Everywhere you look in Fort Mitchell, it is construction and new homes.  While families are moving in, so is crime.

"It was costing me anywhere from $200 to $500 a week to pay back the stores where I was doing my work.  I had equipment in my yard people were stealing.  They broke into my building twice," said Donald Taapken, a Fort Mitchell resident.

That is why he and other community members came to the first Neighborhood Watch meeting in Fort Mitchell.

"Your parents and your grandparents sat out at the evening and talked to everybody, and everybody knew what everybody else was doing.  And, we've gotten so busy now that we don't care what our neighbors are [doing].  Half the time, we don't even know what our neighbors' names are.  We need to go back to taking care of one another," said Eric Woodson.

People are concerned about everything from home invasions, like the one nearby that injured a Fort Benning soldier last month, to door-to-door salesmen scams.

"If we don't act together as a group of people who want a better society, things won't get better.  They will definitely get worse," said Sergeant Rod Costello with the Russell County Sheriff's Office.

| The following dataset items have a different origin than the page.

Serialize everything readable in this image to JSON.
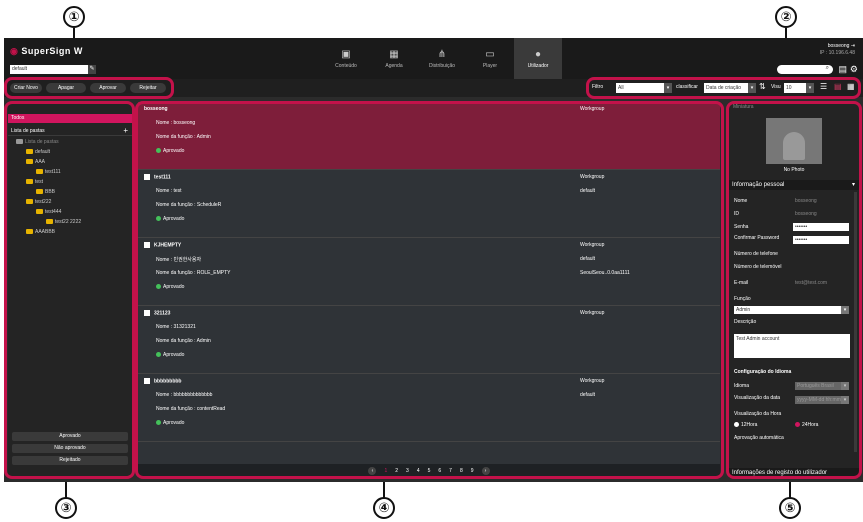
{
  "callouts": [
    "①",
    "②",
    "③",
    "④",
    "⑤"
  ],
  "logo": {
    "text": "SuperSign",
    "suffix": "W"
  },
  "account": {
    "value": "default"
  },
  "nav": [
    {
      "label": "Conteúdo",
      "icon": "content-icon"
    },
    {
      "label": "Agenda",
      "icon": "calendar-icon"
    },
    {
      "label": "Distribuição",
      "icon": "distribution-icon"
    },
    {
      "label": "Player",
      "icon": "player-icon"
    },
    {
      "label": "Utilizador",
      "icon": "user-icon"
    }
  ],
  "user": {
    "name": "bosseong",
    "ip": "IP : 10.196.6.48"
  },
  "toolbar": {
    "buttons": [
      "Criar Novo",
      "Apagar",
      "Aprovar",
      "Rejeitar"
    ],
    "filter_label": "Filtro",
    "filter_value": "All",
    "sort_label": "classificar",
    "sort_value": "Data de criação",
    "view_label": "Visu",
    "view_value": "10"
  },
  "sidebar": {
    "todos": "Todos",
    "list_head": "Lista de pastas",
    "tree": [
      {
        "label": "Lista de pastas",
        "level": 0,
        "grey": true
      },
      {
        "label": "default",
        "level": 1
      },
      {
        "label": "AAA",
        "level": 1
      },
      {
        "label": "test111",
        "level": 2
      },
      {
        "label": "test",
        "level": 1
      },
      {
        "label": "BBB",
        "level": 2
      },
      {
        "label": "test222",
        "level": 1
      },
      {
        "label": "test444",
        "level": 2
      },
      {
        "label": "test22 2222",
        "level": 3
      },
      {
        "label": "AAABBB",
        "level": 1
      }
    ],
    "buttons": [
      "Aprovado",
      "Não aprovado",
      "Rejeitado"
    ]
  },
  "users": [
    {
      "id": "bosseong",
      "name": "Nome : bosseong",
      "role": "Nome da função : Admin",
      "status": "Aprovado",
      "group_label": "Workgroup",
      "group_value": "",
      "selected": true
    },
    {
      "id": "test111",
      "name": "Nome : test",
      "role": "Nome da função : ScheduleR",
      "status": "Aprovado",
      "group_label": "Workgroup",
      "group_value": "default",
      "selected": false
    },
    {
      "id": "KJHEMPTY",
      "name": "Nome : 빈권한사용자",
      "role": "Nome da função : ROLE_EMPTY",
      "status": "Aprovado",
      "group_label": "Workgroup",
      "group_value": "default",
      "group_value2": "SeoulSeou..0.0aa1111",
      "selected": false
    },
    {
      "id": "321123",
      "name": "Nome : 31321321",
      "role": "Nome da função : Admin",
      "status": "Aprovado",
      "group_label": "Workgroup",
      "group_value": "",
      "selected": false
    },
    {
      "id": "bbbbbbbbb",
      "name": "Nome : bbbbbbbbbbbbbb",
      "role": "Nome da função : contentRead",
      "status": "Aprovado",
      "group_label": "Workgroup",
      "group_value": "default",
      "selected": false
    }
  ],
  "pagination": {
    "pages": [
      "1",
      "2",
      "3",
      "4",
      "5",
      "6",
      "7",
      "8",
      "9"
    ],
    "current": "1"
  },
  "panel": {
    "header": "Miniatura",
    "no_photo": "No Photo",
    "info_head": "Informação pessoal",
    "fields": [
      {
        "label": "Nome",
        "value": "bosseong"
      },
      {
        "label": "ID",
        "value": "bosseong"
      }
    ],
    "senha_label": "Senha",
    "senha_value": "•••••••",
    "confirm_label": "Confirmar Password",
    "confirm_value": "•••••••",
    "tel_label": "Número de telefone",
    "mob_label": "Número de telemóvel",
    "email_label": "E-mail",
    "email_value": "test@test.com",
    "funcao_label": "Função",
    "funcao_value": "Admin",
    "desc_label": "Descrição",
    "desc_value": "Test Admin account",
    "lang_head": "Configuração do Idioma",
    "idioma_label": "Idioma",
    "idioma_value": "Português Brasil",
    "vis_data_label": "Visualização da data",
    "vis_data_value": "yyyy-MM-dd hh:mm",
    "vis_hora_label": "Visualização da Hora",
    "hora_12": "12Hora",
    "hora_24": "24Hora",
    "aprov_label": "Aprovação automática",
    "reg_footer": "Informações de registo do utilizador"
  }
}
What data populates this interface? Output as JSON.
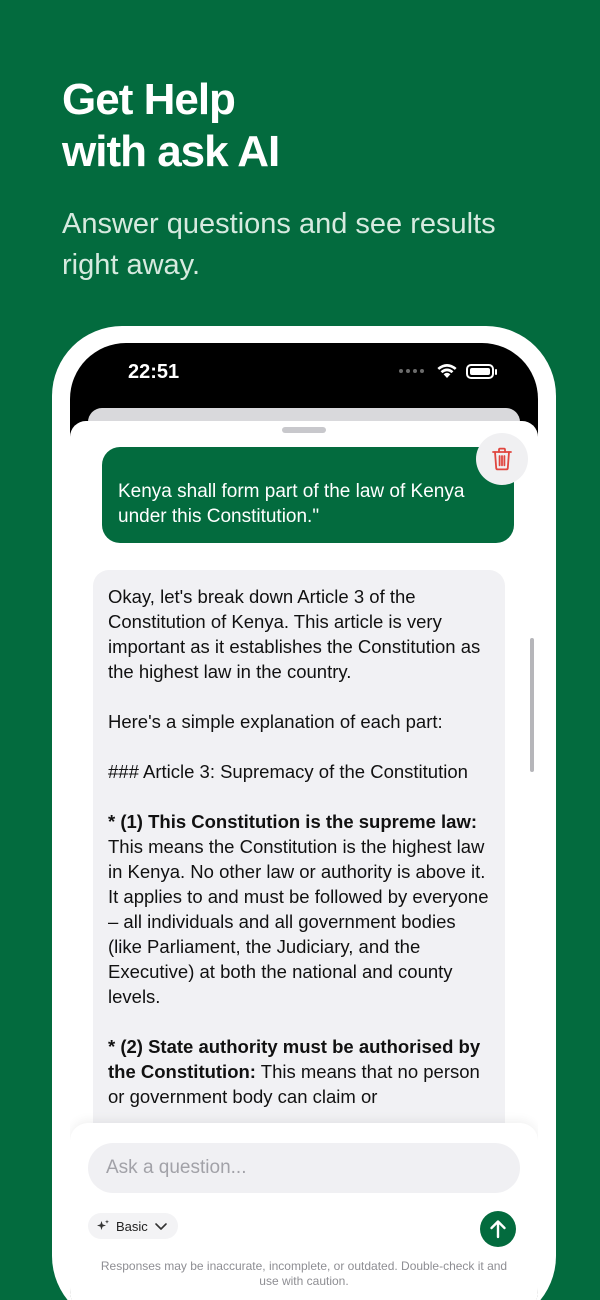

Costello encourages everyone to keep an eye out for one another, and if they have any suspicions, call 911.

"We have to quit enabling people to take advantage of us.  We have to quit allowing people to say that is an easy target.  Don't be an easy target."

Taapken agrees.

"I'd hope the people would pay attention to what's going on around them.  That's the important thing.  No matter if you're here or in town or wherever.  You've got to know what's going on around you."

Costello says that you should always call law enforcement first before taking the situation into your own hands.